Kommentar zu Boeing und VW: Allmacht der Software

Kommentar zu Boeing und VW : Allmacht der Software

Zwischen den aktuellen Skandalen bei VW und bei Boeing gibt es erstaunliche Parallelen. In beiden Fällen hat das Management den Ingenieuren Vorgaben gemacht, die fast unmöglich zu vereinbaren waren. In beiden Fällen haben die Fachleute die Vorgaben achselzuckend umgesetzt – und damit üble Folgen riskiert.

Bei Volkswagen lautete der Auftrag, sensationell gute Abgasmessungen bei Dieselfahrzeugen erzielen. Die Boeing-Führung wiederum gab vor, einen komplett überarbeiteten Flugzeugtyp als praktisch unverändertes Modell erscheinen zu lassen. In beiden Fällen lösten die Ingenieure den Widerspruch durch eine Anpassung der Software auf. Wo die Realität nicht passte, wurde sie virtuell passend gemacht.

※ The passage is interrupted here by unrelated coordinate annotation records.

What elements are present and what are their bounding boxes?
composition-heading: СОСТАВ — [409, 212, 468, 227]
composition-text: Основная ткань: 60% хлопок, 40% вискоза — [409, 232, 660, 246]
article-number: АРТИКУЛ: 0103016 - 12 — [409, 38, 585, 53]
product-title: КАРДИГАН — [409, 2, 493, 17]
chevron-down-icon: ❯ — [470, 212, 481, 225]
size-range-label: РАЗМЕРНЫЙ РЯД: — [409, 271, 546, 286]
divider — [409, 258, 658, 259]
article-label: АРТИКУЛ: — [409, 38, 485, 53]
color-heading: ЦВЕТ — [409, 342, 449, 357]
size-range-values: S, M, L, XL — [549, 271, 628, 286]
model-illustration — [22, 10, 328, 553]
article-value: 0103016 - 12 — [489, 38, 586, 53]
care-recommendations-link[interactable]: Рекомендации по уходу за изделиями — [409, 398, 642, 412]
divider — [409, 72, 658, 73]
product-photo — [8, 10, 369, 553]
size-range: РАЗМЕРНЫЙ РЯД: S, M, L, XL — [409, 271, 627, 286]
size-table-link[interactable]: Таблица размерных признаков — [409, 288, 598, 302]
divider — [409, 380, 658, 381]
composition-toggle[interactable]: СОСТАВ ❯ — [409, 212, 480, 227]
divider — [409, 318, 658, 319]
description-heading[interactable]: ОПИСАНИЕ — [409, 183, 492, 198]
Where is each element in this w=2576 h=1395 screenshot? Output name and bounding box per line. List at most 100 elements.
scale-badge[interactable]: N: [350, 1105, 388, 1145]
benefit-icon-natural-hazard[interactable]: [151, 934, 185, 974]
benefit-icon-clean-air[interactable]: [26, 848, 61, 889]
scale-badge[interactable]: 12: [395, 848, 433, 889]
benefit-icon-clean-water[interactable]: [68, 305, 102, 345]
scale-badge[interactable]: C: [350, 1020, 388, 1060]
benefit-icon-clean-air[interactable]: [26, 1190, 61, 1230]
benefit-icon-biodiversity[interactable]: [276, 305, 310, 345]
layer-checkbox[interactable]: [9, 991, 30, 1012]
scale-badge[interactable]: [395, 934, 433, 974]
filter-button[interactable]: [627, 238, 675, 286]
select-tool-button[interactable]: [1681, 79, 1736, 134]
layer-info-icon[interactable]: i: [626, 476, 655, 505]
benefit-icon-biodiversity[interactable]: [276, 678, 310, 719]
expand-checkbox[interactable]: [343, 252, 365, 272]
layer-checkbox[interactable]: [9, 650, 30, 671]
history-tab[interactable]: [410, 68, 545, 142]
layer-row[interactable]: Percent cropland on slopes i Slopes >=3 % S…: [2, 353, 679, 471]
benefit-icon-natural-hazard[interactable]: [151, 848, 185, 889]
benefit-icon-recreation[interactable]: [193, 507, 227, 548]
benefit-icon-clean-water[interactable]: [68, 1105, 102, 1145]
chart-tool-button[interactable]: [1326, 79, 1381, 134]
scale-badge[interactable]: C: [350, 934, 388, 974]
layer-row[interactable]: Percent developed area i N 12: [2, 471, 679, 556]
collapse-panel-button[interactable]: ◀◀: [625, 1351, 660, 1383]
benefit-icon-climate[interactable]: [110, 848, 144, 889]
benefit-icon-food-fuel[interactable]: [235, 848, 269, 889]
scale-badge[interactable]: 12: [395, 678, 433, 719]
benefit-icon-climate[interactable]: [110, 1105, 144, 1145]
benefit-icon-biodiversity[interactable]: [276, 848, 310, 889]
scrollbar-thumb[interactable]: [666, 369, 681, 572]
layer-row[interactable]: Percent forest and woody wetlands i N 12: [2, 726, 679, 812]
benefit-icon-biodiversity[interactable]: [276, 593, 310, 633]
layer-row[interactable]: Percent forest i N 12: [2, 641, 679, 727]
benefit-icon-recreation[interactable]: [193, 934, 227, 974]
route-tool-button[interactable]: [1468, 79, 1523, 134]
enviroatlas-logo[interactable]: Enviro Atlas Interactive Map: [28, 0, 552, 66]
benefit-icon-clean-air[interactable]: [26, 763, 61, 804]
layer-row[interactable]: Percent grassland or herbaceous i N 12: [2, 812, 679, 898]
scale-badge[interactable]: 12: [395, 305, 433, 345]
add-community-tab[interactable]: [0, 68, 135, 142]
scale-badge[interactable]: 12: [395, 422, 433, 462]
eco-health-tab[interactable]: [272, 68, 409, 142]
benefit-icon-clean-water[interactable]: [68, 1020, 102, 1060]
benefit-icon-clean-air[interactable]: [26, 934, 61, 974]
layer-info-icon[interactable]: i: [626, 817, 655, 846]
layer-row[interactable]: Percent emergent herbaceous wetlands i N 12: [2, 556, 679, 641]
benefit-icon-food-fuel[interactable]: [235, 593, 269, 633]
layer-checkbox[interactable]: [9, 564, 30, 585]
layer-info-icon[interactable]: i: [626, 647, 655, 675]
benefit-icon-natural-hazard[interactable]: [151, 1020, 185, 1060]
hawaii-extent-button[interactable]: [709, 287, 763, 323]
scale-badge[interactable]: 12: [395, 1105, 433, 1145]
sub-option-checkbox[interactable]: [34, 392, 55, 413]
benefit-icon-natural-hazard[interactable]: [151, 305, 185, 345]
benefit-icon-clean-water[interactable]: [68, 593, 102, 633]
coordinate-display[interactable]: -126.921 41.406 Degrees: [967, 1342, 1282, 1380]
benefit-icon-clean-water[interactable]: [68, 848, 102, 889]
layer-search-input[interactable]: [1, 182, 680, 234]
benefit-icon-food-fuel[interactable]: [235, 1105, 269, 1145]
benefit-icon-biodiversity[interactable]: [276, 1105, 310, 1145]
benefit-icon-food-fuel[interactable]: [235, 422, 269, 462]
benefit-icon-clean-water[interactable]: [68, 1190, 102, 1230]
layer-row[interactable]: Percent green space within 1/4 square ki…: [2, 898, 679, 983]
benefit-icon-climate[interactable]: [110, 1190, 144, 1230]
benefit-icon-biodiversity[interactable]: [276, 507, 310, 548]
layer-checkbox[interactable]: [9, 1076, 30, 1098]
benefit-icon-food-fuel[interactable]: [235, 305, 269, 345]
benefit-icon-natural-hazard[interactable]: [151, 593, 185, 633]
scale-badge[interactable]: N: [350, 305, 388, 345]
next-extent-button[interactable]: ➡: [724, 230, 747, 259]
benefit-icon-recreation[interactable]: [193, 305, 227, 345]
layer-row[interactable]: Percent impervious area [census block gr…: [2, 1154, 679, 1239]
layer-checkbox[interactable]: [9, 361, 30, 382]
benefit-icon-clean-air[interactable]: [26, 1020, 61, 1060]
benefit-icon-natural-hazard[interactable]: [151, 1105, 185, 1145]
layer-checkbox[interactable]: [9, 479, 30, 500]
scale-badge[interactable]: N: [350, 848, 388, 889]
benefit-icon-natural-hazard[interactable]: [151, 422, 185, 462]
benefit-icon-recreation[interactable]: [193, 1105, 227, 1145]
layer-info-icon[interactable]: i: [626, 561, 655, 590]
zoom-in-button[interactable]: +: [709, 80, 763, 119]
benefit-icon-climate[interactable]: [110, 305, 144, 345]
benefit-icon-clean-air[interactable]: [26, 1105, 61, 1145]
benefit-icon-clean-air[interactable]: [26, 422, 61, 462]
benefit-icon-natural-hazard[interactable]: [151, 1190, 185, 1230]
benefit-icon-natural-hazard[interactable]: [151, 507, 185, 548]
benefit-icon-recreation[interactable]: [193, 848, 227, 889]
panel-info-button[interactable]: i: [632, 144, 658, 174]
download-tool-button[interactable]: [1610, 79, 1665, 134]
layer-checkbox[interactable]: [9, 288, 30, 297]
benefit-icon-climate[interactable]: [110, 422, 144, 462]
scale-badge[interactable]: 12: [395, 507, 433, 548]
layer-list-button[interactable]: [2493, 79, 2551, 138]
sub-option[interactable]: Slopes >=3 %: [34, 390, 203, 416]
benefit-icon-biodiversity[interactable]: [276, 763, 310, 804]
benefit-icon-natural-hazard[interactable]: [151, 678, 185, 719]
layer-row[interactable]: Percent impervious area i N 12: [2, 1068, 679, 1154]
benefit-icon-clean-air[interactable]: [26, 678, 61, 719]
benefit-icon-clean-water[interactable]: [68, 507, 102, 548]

Daraus ergeben sich eine Reihe von Lehren. Bei der Entwicklung neuer Produkte sollten die Zuständigen sich von ihrem Glauben an die Allmacht der Software verabschieden. Wichtiger noch sind die Lehren für die Überwachung der Unternehmen. Sowohl der US-Flugaufsicht FAA als auch dem Kraftfahrbundesamt war nichts von den windigen Softwarefunktionen in den Fliegern beziehungsweise Autos aufgefallen. Das hat wiederum zwei Gründe: Die Produkte werden immer digitaler und komplizierter – und die Behörden vertrauen den Herstellern zu sehr.

Die staatlichen Stellen müssen jedoch die Fähigkeit behalten, auch moderne Technik weitgehend zu verstehen und das Innenleben der Geräte zu durchleuchten. Es ist sicher bequemer und spart Kosten, die Dokumentation und ihre Interpretation den Herstellern zu überlassen. Doch so kommt keine wirksame Überwachung zustande. Eine stärkere Zusammenarbeit mit externen Ingenieursdienstleistern könnte eine Lösung sein.